If you have a chance and like history, check out the Woodruff-Fontaine House at 680 Adams Ave. They are open Wednesday thru Sunday and they have limited hours so check their website but it is worth it. The place is so beautiful and I thought I had stepped into another era. It was owned by one of Memphis' leading men back in the day and you can tell by the details put into the house. If you like walking into the past or just like beautifully, restored homes, you will love this.
We drove along Adams Avenue on the city tour. There are homes in the area which were built between 1846 and the 1890s which have been rescued by interested citizens. The architectural styles range from Neo-classical through Late Gothic Revival.
The first picture is of the oldest home in the area, the Massey House (ca. 1846), which was built for Benjamin A. Massey, an early Memphis lawyer.
Also pictured is Fontaine House and the Gingerbread Playhouse which is behind it. It was built in the 1890s by J. W. Handwerker, a pharmacist, for his children. It has also been used as an office and a beauty parlor.
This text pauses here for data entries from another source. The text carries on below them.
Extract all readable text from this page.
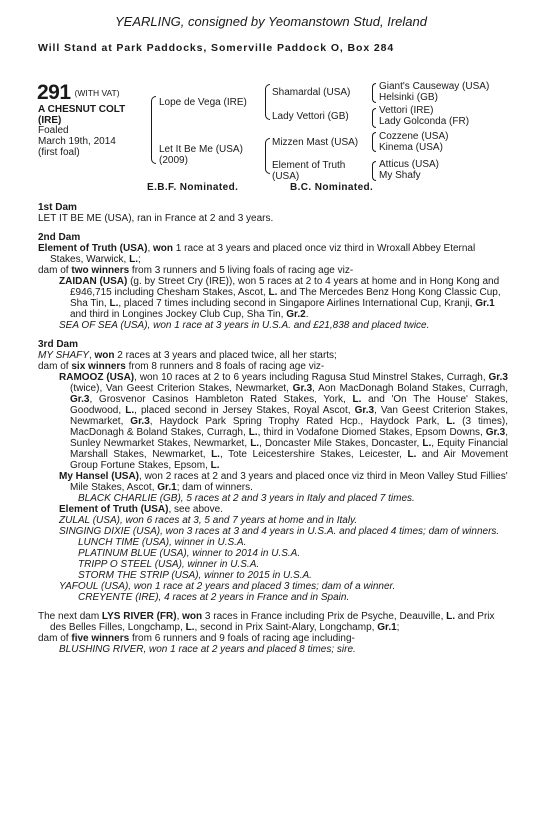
YEARLING, consigned by Yeomanstown Stud, Ireland
Will Stand at Park Paddocks, Somerville Paddock O, Box 284
291 (WITH VAT)
A CHESNUT COLT
(IRE)
Foaled
March 19th, 2014
(first foal)
Lope de Vega (IRE)
Let It Be Me (USA)
(2009)
Shamardal (USA)
Lady Vettori (GB)
Mizzen Mast (USA)
Element of Truth
(USA)
Giant's Causeway (USA)
Helsinki (GB)
Vettori (IRE)
Lady Golconda (FR)
Cozzene (USA)
Kinema (USA)
Atticus (USA)
My Shafy
E.B.F. Nominated.	B.C. Nominated.

1st Dam

LET IT BE ME (USA), ran in France at 2 and 3 years.

2nd Dam

Element of Truth (USA), won 1 race at 3 years and placed once viz third in Wroxall Abbey Eternal Stakes, Warwick, L.;

dam of two winners from 3 runners and 5 living foals of racing age viz-

ZAIDAN (USA) (g. by Street Cry (IRE)), won 5 races at 2 to 4 years at home and in Hong Kong and £946,715 including Chesham Stakes, Ascot, L. and The Mercedes Benz Hong Kong Classic Cup, Sha Tin, L., placed 7 times including second in Singapore Airlines International Cup, Kranji, Gr.1 and third in Longines Jockey Club Cup, Sha Tin, Gr.2.

SEA OF SEA (USA), won 1 race at 3 years in U.S.A. and £21,838 and placed twice.

3rd Dam

MY SHAFY, won 2 races at 3 years and placed twice, all her starts;

dam of six winners from 8 runners and 8 foals of racing age viz-

RAMOOZ (USA), won 10 races at 2 to 6 years including Ragusa Stud Minstrel Stakes, Curragh, Gr.3 (twice), Van Geest Criterion Stakes, Newmarket, Gr.3, Aon MacDonagh Boland Stakes, Curragh, Gr.3, Grosvenor Casinos Hambleton Rated Stakes, York, L. and 'On The House' Stakes, Goodwood, L., placed second in Jersey Stakes, Royal Ascot, Gr.3, Van Geest Criterion Stakes, Newmarket, Gr.3, Haydock Park Spring Trophy Rated Hcp., Haydock Park, L. (3 times), MacDonagh & Boland Stakes, Curragh, L., third in Vodafone Diomed Stakes, Epsom Downs, Gr.3, Sunley Newmarket Stakes, Newmarket, L., Doncaster Mile Stakes, Doncaster, L., Equity Financial Marshall Stakes, Newmarket, L., Tote Leicestershire Stakes, Leicester, L. and Air Movement Group Fortune Stakes, Epsom, L.

My Hansel (USA), won 2 races at 2 and 3 years and placed once viz third in Meon Valley Stud Fillies' Mile Stakes, Ascot, Gr.1; dam of winners.

BLACK CHARLIE (GB), 5 races at 2 and 3 years in Italy and placed 7 times.

Element of Truth (USA), see above.

ZULAL (USA), won 6 races at 3, 5 and 7 years at home and in Italy.

SINGING DIXIE (USA), won 3 races at 3 and 4 years in U.S.A. and placed 4 times; dam of winners.

LUNCH TIME (USA), winner in U.S.A.

PLATINUM BLUE (USA), winner to 2014 in U.S.A.

TRIPP O STEEL (USA), winner in U.S.A.

STORM THE STRIP (USA), winner to 2015 in U.S.A.

YAFOUL (USA), won 1 race at 2 years and placed 3 times; dam of a winner.

CREYENTE (IRE), 4 races at 2 years in France and in Spain.

The next dam LYS RIVER (FR), won 3 races in France including Prix de Psyche, Deauville, L. and Prix des Belles Filles, Longchamp, L., second in Prix Saint-Alary, Longchamp, Gr.1;

dam of five winners from 6 runners and 9 foals of racing age including-

BLUSHING RIVER, won 1 race at 2 years and placed 8 times; sire.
Whe Woodruff Fontaine house was bought by Noland Fontaine from Amos Woodruff in 1883.
He was president of Hill, Fontaine & Co., at one time the world's third largest cotton company. The Fontaines lived in the house for 46 years.
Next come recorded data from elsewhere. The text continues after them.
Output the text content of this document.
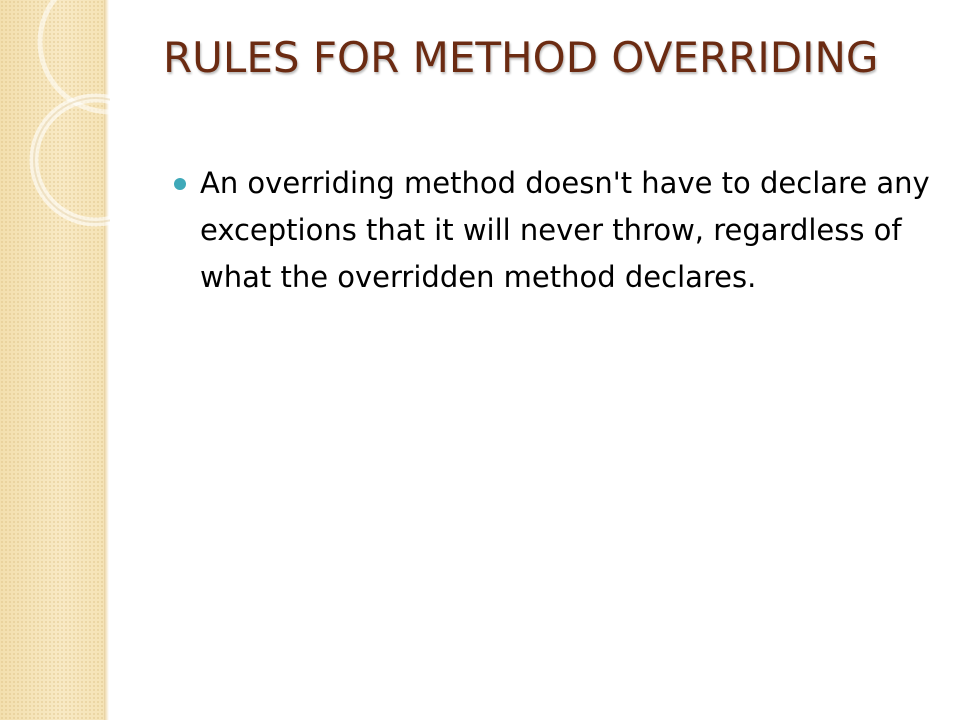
RULES FOR METHOD OVERRIDING
An overriding method doesn't have to declare any exceptions that it will never throw, regardless of what the overridden method declares.
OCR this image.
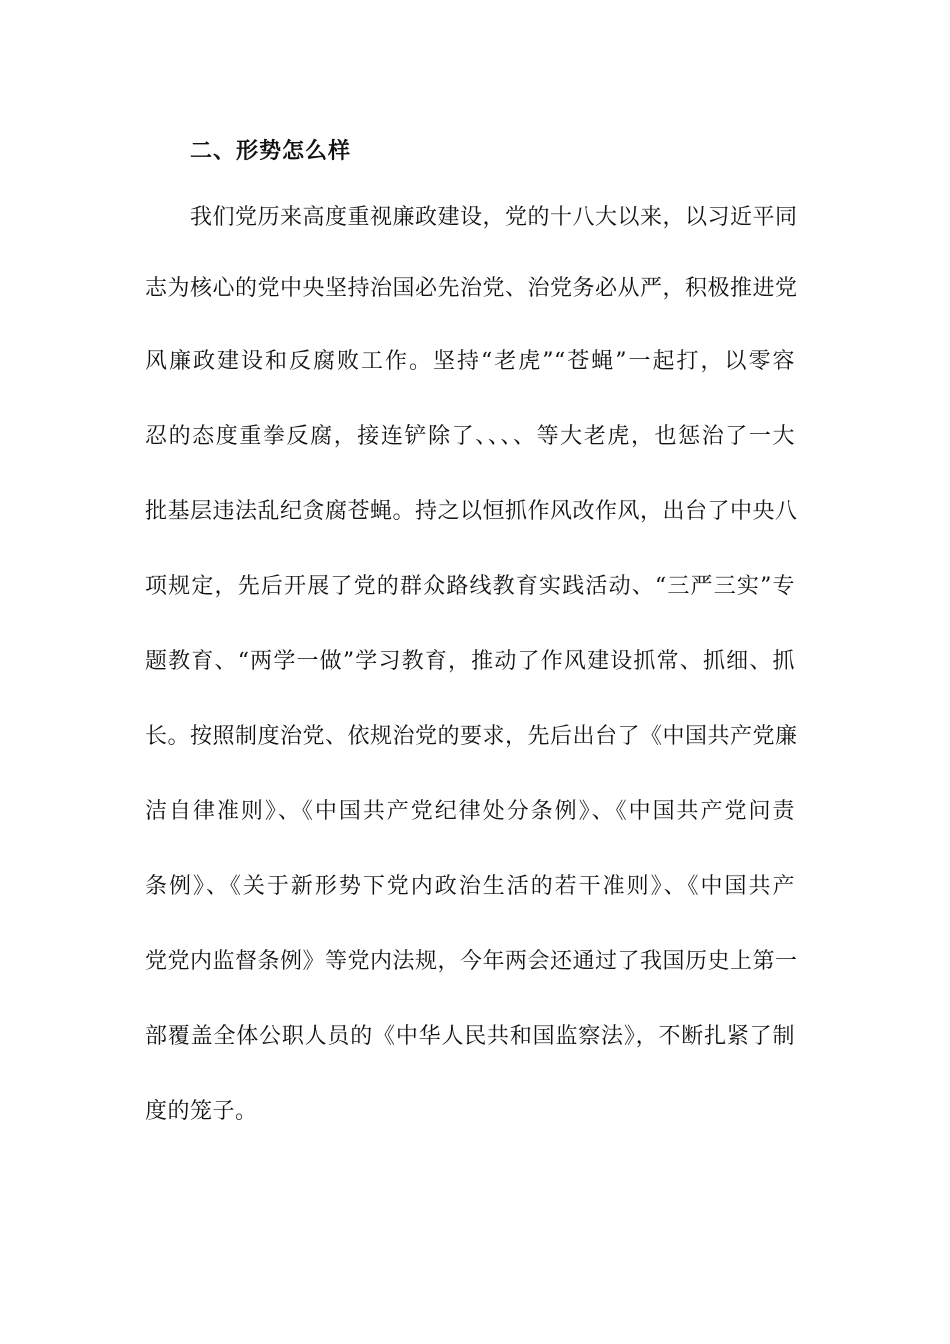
二、形势怎么样
我们党历来高度重视廉政建设，党的十八大以来，以习近平同
志为核心的党中央坚持治国必先治党、治党务必从严，积极推进党
风廉政建设和反腐败工作。坚持“老虎”“苍蝇”一起打，以零容
忍的态度重拳反腐，接连铲除了、、、、等大老虎，也惩治了一大
批基层违法乱纪贪腐苍蝇。持之以恒抓作风改作风，出台了中央八
项规定，先后开展了党的群众路线教育实践活动、“三严三实”专
题教育、“两学一做”学习教育，推动了作风建设抓常、抓细、抓
长。按照制度治党、依规治党的要求，先后出台了《中国共产党廉
洁自律准则》、《中国共产党纪律处分条例》、《中国共产党问责
条例》、《关于新形势下党内政治生活的若干准则》、《中国共产
党党内监督条例》等党内法规，今年两会还通过了我国历史上第一
部覆盖全体公职人员的《中华人民共和国监察法》，不断扎紧了制
度的笼子。
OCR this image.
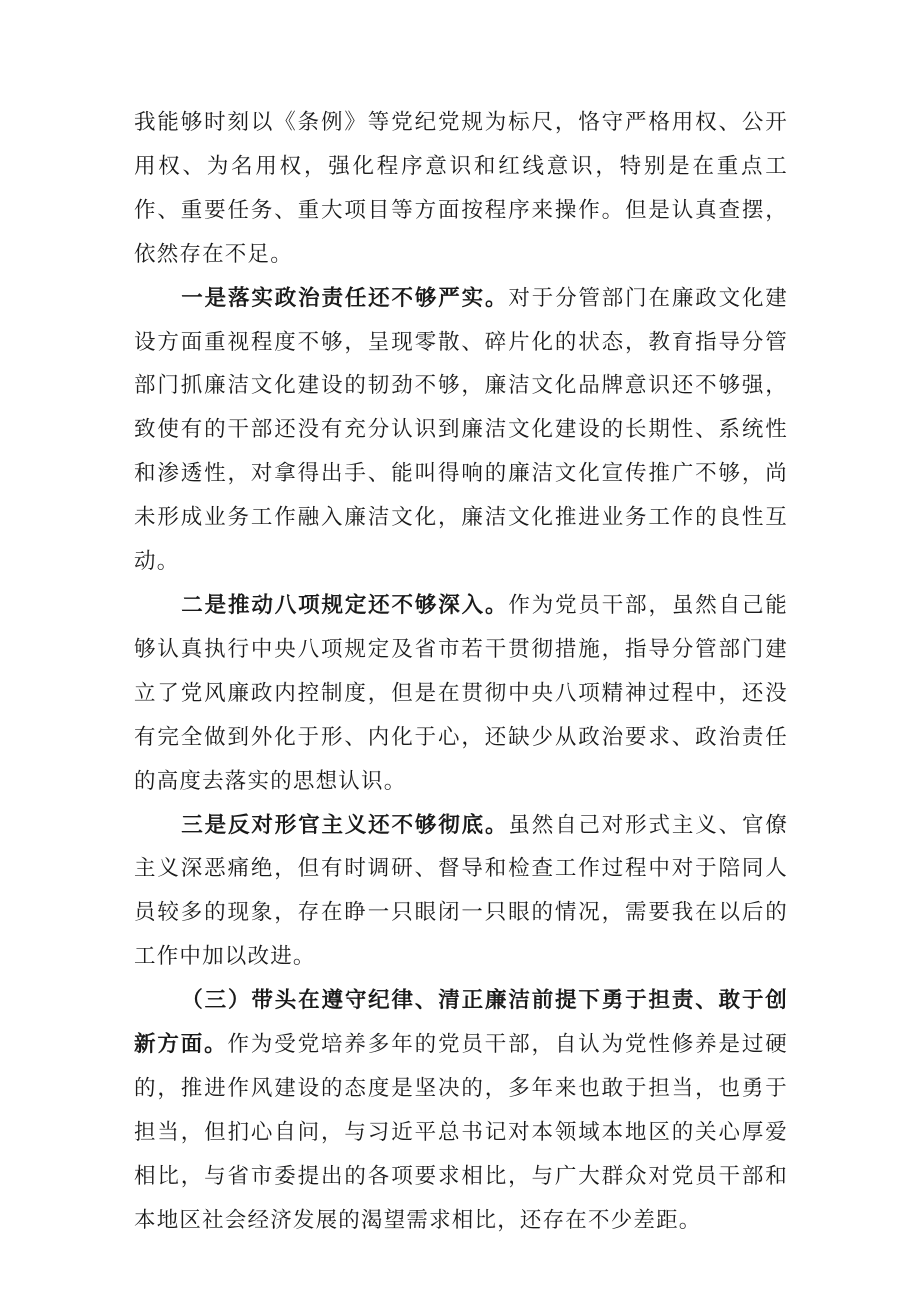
我能够时刻以《条例》等党纪党规为标尺，恪守严格用权、公开用权、为名用权，强化程序意识和红线意识，特别是在重点工作、重要任务、重大项目等方面按程序来操作。但是认真查摆，依然存在不足。

一是落实政治责任还不够严实。对于分管部门在廉政文化建设方面重视程度不够，呈现零散、碎片化的状态，教育指导分管部门抓廉洁文化建设的韧劲不够，廉洁文化品牌意识还不够强，致使有的干部还没有充分认识到廉洁文化建设的长期性、系统性和渗透性，对拿得出手、能叫得响的廉洁文化宣传推广不够，尚未形成业务工作融入廉洁文化，廉洁文化推进业务工作的良性互动。

二是推动八项规定还不够深入。作为党员干部，虽然自己能够认真执行中央八项规定及省市若干贯彻措施，指导分管部门建立了党风廉政内控制度，但是在贯彻中央八项精神过程中，还没有完全做到外化于形、内化于心，还缺少从政治要求、政治责任的高度去落实的思想认识。

三是反对形官主义还不够彻底。虽然自己对形式主义、官僚主义深恶痛绝，但有时调研、督导和检查工作过程中对于陪同人员较多的现象，存在睁一只眼闭一只眼的情况，需要我在以后的工作中加以改进。

（三）带头在遵守纪律、清正廉洁前提下勇于担责、敢于创新方面。作为受党培养多年的党员干部，自认为党性修养是过硬的，推进作风建设的态度是坚决的，多年来也敢于担当，也勇于担当，但扪心自问，与习近平总书记对本领域本地区的关心厚爱相比，与省市委提出的各项要求相比，与广大群众对党员干部和本地区社会经济发展的渴望需求相比，还存在不少差距。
in the beale street area is a place called the museum of southern folklore or something very similar to that. it is free to enter and has lots of books and other materials, including recorded music, that deal with what i would call "people's history," that is, not textbook-type content but history about "regular" people in the south, usually poor, and both black and white. it is hard to find materials like this except in specialized places like this one. i believe that they might have live music at night, probably of the acoustic (not electric) variety, because i saw what i thought was a small stage in one corner of the room.
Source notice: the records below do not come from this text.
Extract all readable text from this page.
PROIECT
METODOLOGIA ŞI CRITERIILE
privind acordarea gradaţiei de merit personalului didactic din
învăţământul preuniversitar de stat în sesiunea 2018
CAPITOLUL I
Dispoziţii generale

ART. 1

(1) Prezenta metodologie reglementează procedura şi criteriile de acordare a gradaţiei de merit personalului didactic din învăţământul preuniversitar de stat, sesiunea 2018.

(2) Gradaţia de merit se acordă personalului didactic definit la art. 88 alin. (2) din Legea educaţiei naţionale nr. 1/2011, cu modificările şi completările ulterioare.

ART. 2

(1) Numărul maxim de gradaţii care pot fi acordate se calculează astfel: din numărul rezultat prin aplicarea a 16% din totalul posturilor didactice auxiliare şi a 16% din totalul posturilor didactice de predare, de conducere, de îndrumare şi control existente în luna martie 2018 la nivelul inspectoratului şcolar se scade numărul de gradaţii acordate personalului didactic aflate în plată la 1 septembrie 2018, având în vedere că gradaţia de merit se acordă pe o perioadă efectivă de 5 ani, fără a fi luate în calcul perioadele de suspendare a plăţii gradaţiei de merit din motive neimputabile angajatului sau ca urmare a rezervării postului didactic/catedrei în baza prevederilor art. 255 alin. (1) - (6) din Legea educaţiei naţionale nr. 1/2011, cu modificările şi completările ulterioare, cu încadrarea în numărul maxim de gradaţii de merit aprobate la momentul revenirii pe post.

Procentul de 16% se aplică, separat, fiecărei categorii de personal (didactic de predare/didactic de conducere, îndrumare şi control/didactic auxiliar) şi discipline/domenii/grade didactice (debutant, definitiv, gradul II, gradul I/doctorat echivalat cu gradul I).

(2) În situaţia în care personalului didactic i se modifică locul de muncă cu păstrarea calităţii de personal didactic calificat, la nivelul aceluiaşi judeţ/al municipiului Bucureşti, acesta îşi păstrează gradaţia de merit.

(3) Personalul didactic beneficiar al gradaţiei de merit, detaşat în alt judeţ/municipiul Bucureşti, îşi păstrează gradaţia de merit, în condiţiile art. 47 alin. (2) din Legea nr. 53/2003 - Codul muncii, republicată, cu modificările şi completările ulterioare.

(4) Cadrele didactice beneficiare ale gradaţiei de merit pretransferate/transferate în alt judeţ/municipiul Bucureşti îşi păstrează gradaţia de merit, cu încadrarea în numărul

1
Check out the National Ornamental Metal Museum just off I55 on the east side of the River. It's located on the grounds of the former US Marine Hospital. The grounds are beautiful. There was a class going on in the smithshop when we were there and we were able to go in, watch the work and ask questions. It was pretty neat.
Visit the National Ornamental Metal Museum. Spend some time walking around HarborTown (beautiful homes) and eat lunch at the Pizza place in HarborTown square. Visit the Elmwood Cemetery which was established in 1852 - especially if you are a history buff. This is on the register of historic places. A Scwabs on Beale Street is a must.
Police Museum on Beale Street. Take 10 minutes for a walk thru it.
Also, just a few more blocks away is the Lorraine Motel, the site where Martin Luther King was slain.It is now a Civil Rights Museum and a wondeful lesson in humanities and history for every citizen.